Répression antisyndicale

L’Association marocaine des droits humains (AMDH) a également sortie un communiqué dans lequel elle condamne l’arrêt arbitraire et la condamnation de quelques ouvriers syndiqués par le tribunal d’El Jadida. Ces syndicalistes ont été accusés selon les articles 263, 267, 288 et 400 du code pénal. L’AMDH condamne ces répressions qui ne reflètent ni l’état de droit auquel aspire le peuple marocain ni le nouveau concept de l’autorité. D’ailleurs cette instance milite sans cesse pour l’annulation de l’article 288, la libération des ouvriers inculpés et leur retour au travail.

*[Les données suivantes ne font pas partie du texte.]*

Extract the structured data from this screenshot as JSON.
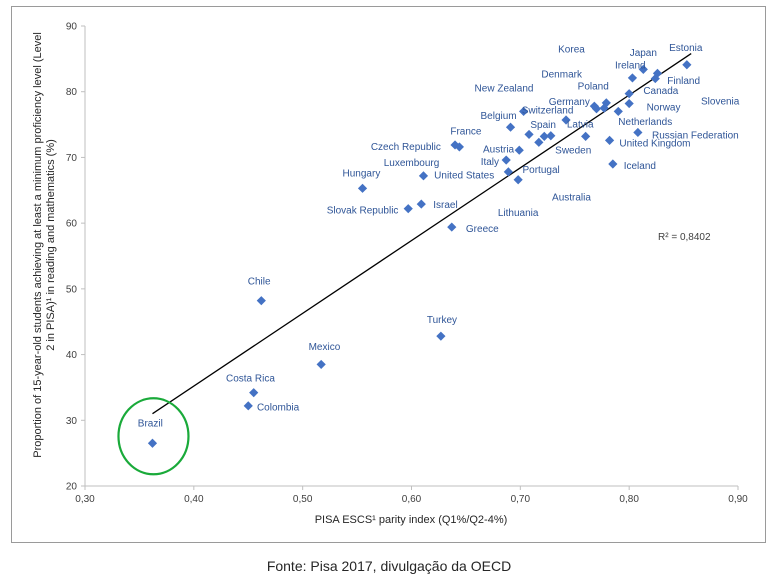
{
  "caption": "Fonte: Pisa 2017, divulgação da OECD",
  "chart_data": {
    "type": "scatter",
    "xlabel": "PISA ESCS¹ parity index (Q1%/Q2-4%)",
    "ylabel_lines": [
      "Proportion of 15-year-old students achieving at least a minimum proficiency level (Level",
      "2 in PISA)¹ in reading and mathematics (%)"
    ],
    "xlim": [
      0.3,
      0.9
    ],
    "ylim": [
      20,
      90
    ],
    "x_ticks": [
      "0,30",
      "0,40",
      "0,50",
      "0,60",
      "0,70",
      "0,80",
      "0,90"
    ],
    "y_ticks": [
      "20",
      "30",
      "40",
      "50",
      "60",
      "70",
      "80",
      "90"
    ],
    "r_squared_label": "R² = 0,8402",
    "marker_color": "#4472c4",
    "label_color": "#2f5597",
    "highlight_color": "#1aaa3a",
    "highlight": "Brazil",
    "trendline": {
      "x": [
        0.362,
        0.857
      ],
      "y": [
        31.0,
        85.8
      ]
    },
    "points": [
      {
        "name": "Brazil",
        "x": 0.362,
        "y": 26.5,
        "lx": 0.36,
        "ly": 29.6,
        "anchor": "middle"
      },
      {
        "name": "Colombia",
        "x": 0.45,
        "y": 32.2,
        "lx": 0.458,
        "ly": 32.0,
        "anchor": "start"
      },
      {
        "name": "Costa Rica",
        "x": 0.455,
        "y": 34.2,
        "lx": 0.452,
        "ly": 36.4,
        "anchor": "middle"
      },
      {
        "name": "Mexico",
        "x": 0.517,
        "y": 38.5,
        "lx": 0.52,
        "ly": 41.2,
        "anchor": "middle"
      },
      {
        "name": "Chile",
        "x": 0.462,
        "y": 48.2,
        "lx": 0.46,
        "ly": 51.2,
        "anchor": "middle"
      },
      {
        "name": "Turkey",
        "x": 0.627,
        "y": 42.8,
        "lx": 0.628,
        "ly": 45.3,
        "anchor": "middle"
      },
      {
        "name": "Greece",
        "x": 0.637,
        "y": 59.4,
        "lx": 0.65,
        "ly": 59.2,
        "anchor": "start"
      },
      {
        "name": "Slovak Republic",
        "x": 0.597,
        "y": 62.2,
        "lx": 0.588,
        "ly": 62.0,
        "anchor": "end"
      },
      {
        "name": "Israel",
        "x": 0.609,
        "y": 62.9,
        "lx": 0.62,
        "ly": 62.8,
        "anchor": "start"
      },
      {
        "name": "Hungary",
        "x": 0.555,
        "y": 65.3,
        "lx": 0.554,
        "ly": 67.6,
        "anchor": "middle"
      },
      {
        "name": "Luxembourg",
        "x": 0.611,
        "y": 67.2,
        "lx": 0.6,
        "ly": 69.2,
        "anchor": "middle"
      },
      {
        "name": "Czech Republic",
        "x": 0.64,
        "y": 71.9,
        "lx": 0.627,
        "ly": 71.7,
        "anchor": "end"
      },
      {
        "name": "France",
        "x": 0.644,
        "y": 71.6,
        "lx": 0.65,
        "ly": 74.0,
        "anchor": "middle"
      },
      {
        "name": "United States",
        "x": 0.689,
        "y": 67.8,
        "lx": 0.676,
        "ly": 67.3,
        "anchor": "end"
      },
      {
        "name": "Italy",
        "x": 0.687,
        "y": 69.6,
        "lx": 0.672,
        "ly": 69.4,
        "anchor": "middle"
      },
      {
        "name": "Austria",
        "x": 0.699,
        "y": 71.1,
        "lx": 0.68,
        "ly": 71.3,
        "anchor": "middle"
      },
      {
        "name": "Belgium",
        "x": 0.691,
        "y": 74.6,
        "lx": 0.68,
        "ly": 76.4,
        "anchor": "middle"
      },
      {
        "name": "New Zealand",
        "x": 0.703,
        "y": 77.0,
        "lx": 0.685,
        "ly": 80.6,
        "anchor": "middle"
      },
      {
        "name": "Lithuania",
        "x": 0.698,
        "y": 66.6,
        "lx": 0.698,
        "ly": 61.6,
        "anchor": "middle"
      },
      {
        "name": "Portugal",
        "x": 0.708,
        "y": 73.5,
        "lx": 0.702,
        "ly": 68.2,
        "anchor": "start"
      },
      {
        "name": "Spain",
        "x": 0.722,
        "y": 73.2,
        "lx": 0.721,
        "ly": 75.0,
        "anchor": "middle"
      },
      {
        "name": "Switzerland",
        "x": 0.717,
        "y": 72.3,
        "lx": 0.725,
        "ly": 77.2,
        "anchor": "middle"
      },
      {
        "name": "Sweden",
        "x": 0.728,
        "y": 73.3,
        "lx": 0.732,
        "ly": 71.1,
        "anchor": "start"
      },
      {
        "name": "Australia",
        "x": 0.742,
        "y": 75.7,
        "lx": 0.747,
        "ly": 64.0,
        "anchor": "middle"
      },
      {
        "name": "Latvia",
        "x": 0.76,
        "y": 73.2,
        "lx": 0.755,
        "ly": 75.1,
        "anchor": "middle"
      },
      {
        "name": "Germany",
        "x": 0.768,
        "y": 77.8,
        "lx": 0.745,
        "ly": 78.5,
        "anchor": "middle"
      },
      {
        "name": "Poland",
        "x": 0.77,
        "y": 77.4,
        "lx": 0.767,
        "ly": 80.9,
        "anchor": "middle"
      },
      {
        "name": "Denmark",
        "x": 0.777,
        "y": 77.5,
        "lx": 0.738,
        "ly": 82.7,
        "anchor": "middle"
      },
      {
        "name": "Korea",
        "x": 0.779,
        "y": 78.3,
        "lx": 0.747,
        "ly": 86.5,
        "anchor": "middle"
      },
      {
        "name": "United Kingdom",
        "x": 0.782,
        "y": 72.6,
        "lx": 0.791,
        "ly": 72.2,
        "anchor": "start"
      },
      {
        "name": "Iceland",
        "x": 0.785,
        "y": 69.0,
        "lx": 0.795,
        "ly": 68.8,
        "anchor": "start"
      },
      {
        "name": "Netherlands",
        "x": 0.79,
        "y": 77.0,
        "lx": 0.79,
        "ly": 75.5,
        "anchor": "start"
      },
      {
        "name": "Canada",
        "x": 0.8,
        "y": 79.7,
        "lx": 0.813,
        "ly": 80.2,
        "anchor": "start"
      },
      {
        "name": "Norway",
        "x": 0.8,
        "y": 78.2,
        "lx": 0.816,
        "ly": 77.7,
        "anchor": "start"
      },
      {
        "name": "Ireland",
        "x": 0.803,
        "y": 82.1,
        "lx": 0.787,
        "ly": 84.1,
        "anchor": "start"
      },
      {
        "name": "Russian Federation",
        "x": 0.808,
        "y": 73.8,
        "lx": 0.821,
        "ly": 73.4,
        "anchor": "start"
      },
      {
        "name": "Japan",
        "x": 0.813,
        "y": 83.4,
        "lx": 0.813,
        "ly": 86.0,
        "anchor": "middle"
      },
      {
        "name": "Finland",
        "x": 0.824,
        "y": 82.0,
        "lx": 0.835,
        "ly": 81.7,
        "anchor": "start"
      },
      {
        "name": "Slovenia",
        "x": 0.826,
        "y": 82.8,
        "lx": 0.866,
        "ly": 78.6,
        "anchor": "start"
      },
      {
        "name": "Estonia",
        "x": 0.853,
        "y": 84.1,
        "lx": 0.852,
        "ly": 86.7,
        "anchor": "middle"
      }
    ]
  }
}
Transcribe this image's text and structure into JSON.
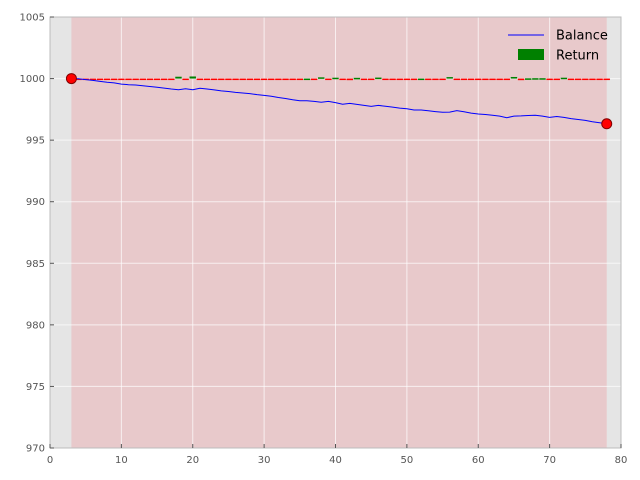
{
  "chart_data": {
    "type": "line",
    "title": "",
    "xlabel": "",
    "ylabel": "",
    "xlim": [
      0,
      80
    ],
    "ylim": [
      970,
      1005
    ],
    "xticks": [
      0,
      10,
      20,
      30,
      40,
      50,
      60,
      70,
      80
    ],
    "yticks": [
      970,
      975,
      980,
      985,
      990,
      995,
      1000,
      1005
    ],
    "grid": true,
    "legend_position": "top-right",
    "shaded_region": {
      "x": [
        3,
        78
      ],
      "color": "#e8c9cb"
    },
    "legend": [
      {
        "label": "Balance",
        "kind": "line",
        "color": "#0000ff"
      },
      {
        "label": "Return",
        "kind": "bar",
        "color": "#008000"
      }
    ],
    "series": [
      {
        "name": "Balance",
        "type": "line",
        "color": "#0000ff",
        "x": [
          3,
          4,
          5,
          6,
          7,
          8,
          9,
          10,
          11,
          12,
          13,
          14,
          15,
          16,
          17,
          18,
          19,
          20,
          21,
          22,
          23,
          24,
          25,
          26,
          27,
          28,
          29,
          30,
          31,
          32,
          33,
          34,
          35,
          36,
          37,
          38,
          39,
          40,
          41,
          42,
          43,
          44,
          45,
          46,
          47,
          48,
          49,
          50,
          51,
          52,
          53,
          54,
          55,
          56,
          57,
          58,
          59,
          60,
          61,
          62,
          63,
          64,
          65,
          66,
          67,
          68,
          69,
          70,
          71,
          72,
          73,
          74,
          75,
          76,
          77,
          78
        ],
        "values": [
          1000.0,
          999.98,
          999.92,
          999.85,
          999.77,
          999.7,
          999.65,
          999.55,
          999.5,
          999.48,
          999.42,
          999.36,
          999.3,
          999.23,
          999.15,
          999.1,
          999.18,
          999.1,
          999.22,
          999.15,
          999.08,
          999.0,
          998.95,
          998.88,
          998.83,
          998.78,
          998.7,
          998.63,
          998.56,
          998.46,
          998.38,
          998.28,
          998.2,
          998.2,
          998.15,
          998.08,
          998.15,
          998.05,
          997.92,
          997.98,
          997.9,
          997.82,
          997.74,
          997.82,
          997.76,
          997.68,
          997.6,
          997.55,
          997.45,
          997.45,
          997.38,
          997.32,
          997.26,
          997.28,
          997.4,
          997.3,
          997.2,
          997.12,
          997.08,
          997.02,
          996.95,
          996.82,
          996.95,
          996.97,
          997.0,
          997.02,
          996.95,
          996.85,
          996.92,
          996.85,
          996.75,
          996.68,
          996.6,
          996.5,
          996.42,
          996.33
        ]
      },
      {
        "name": "Return",
        "type": "bar",
        "color_positive": "#008000",
        "color_negative": "#ff0000",
        "x": [
          4,
          5,
          6,
          7,
          8,
          9,
          10,
          11,
          12,
          13,
          14,
          15,
          16,
          17,
          18,
          19,
          20,
          21,
          22,
          23,
          24,
          25,
          26,
          27,
          28,
          29,
          30,
          31,
          32,
          33,
          34,
          35,
          36,
          37,
          38,
          39,
          40,
          41,
          42,
          43,
          44,
          45,
          46,
          47,
          48,
          49,
          50,
          51,
          52,
          53,
          54,
          55,
          56,
          57,
          58,
          59,
          60,
          61,
          62,
          63,
          64,
          65,
          66,
          67,
          68,
          69,
          70,
          71,
          72,
          73,
          74,
          75,
          76,
          77,
          78
        ],
        "values": [
          -0.02,
          -0.06,
          -0.07,
          -0.08,
          -0.07,
          -0.05,
          -0.1,
          -0.05,
          -0.02,
          -0.06,
          -0.06,
          -0.06,
          -0.07,
          -0.08,
          0.15,
          -0.1,
          0.17,
          -0.12,
          -0.07,
          -0.07,
          -0.08,
          -0.05,
          -0.07,
          -0.05,
          -0.05,
          -0.08,
          -0.07,
          -0.07,
          -0.1,
          -0.08,
          -0.1,
          -0.08,
          0.0,
          -0.05,
          0.1,
          -0.08,
          0.07,
          -0.1,
          -0.13,
          0.06,
          -0.08,
          -0.08,
          0.08,
          -0.06,
          -0.08,
          -0.08,
          -0.05,
          -0.1,
          0.0,
          -0.07,
          -0.06,
          -0.06,
          0.12,
          -0.1,
          -0.1,
          -0.1,
          -0.08,
          -0.04,
          -0.06,
          -0.06,
          -0.07,
          0.13,
          -0.13,
          0.02,
          0.03,
          0.03,
          -0.07,
          -0.1,
          0.07,
          -0.07,
          -0.07,
          -0.07,
          -0.08,
          -0.08,
          -0.09
        ]
      }
    ],
    "markers": [
      {
        "x": 3,
        "y": 1000.0,
        "color": "#ff0000"
      },
      {
        "x": 78,
        "y": 996.33,
        "color": "#ff0000"
      }
    ]
  }
}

Elle exhorte la solidarité de toutes les forces démocratiques nationales avec les syndicalistes de la ferme La Clémentine poursuivis, condamnés ou renvoyés pour avoir participé aux grèves.

Selon le secrétaire général de la FNSA, les deux chaînes nationales de télévision ont été sollicitées il y a quelques mois pour venir préparer des reportages sur le calvaire des ouvrier(e)s de cette ferme. Cependant, les deux chaînes marocaines ont brillé par leur absence et seule la TVE (chaîne de télévision espagnole) a répondu présent.

A signaler que la ferme La Clémentine emploie environ 1000 travailleurs, pour la plupart des femmes et des jeunes filles. Elle est affiliée au groupe Delassus, dirigé par la famille Bennani Smirès, qui produit et exporte 70% de la production nationale en fleurs coupées. Ce groupe exploite plus de 2 000 hectares irrigués au Maroc, gère 11 stations d’emballage et possède plusieurs filiales en Europe.

Concernant l’aspect de sensibilisation de l’opinion nationale et internationale, la FNSA compte saisir les clients européens et les acheteurs des fleurs de La Clémentine, en particulier les marchés de grande surface.

Abbès Tanji

[1L’Union marocaine du travail est une organisation syndicale marocaine fondée en 1955, avant l’indépendance du Maroc, affiliée à la CISL-ICFTU. Mail de la FNSA-UMT : fnsa_umt2000@yahoo.fr.

[2L’AMDH (Association marocaine des droits humains) : ONG constituée en 1979, vouée à la défense et la promotion des droits humains au Maroc, reconnue d’utilité publique, affiliée à la FIDH. (Fédération internationale des Ligues des droits de l’Homme).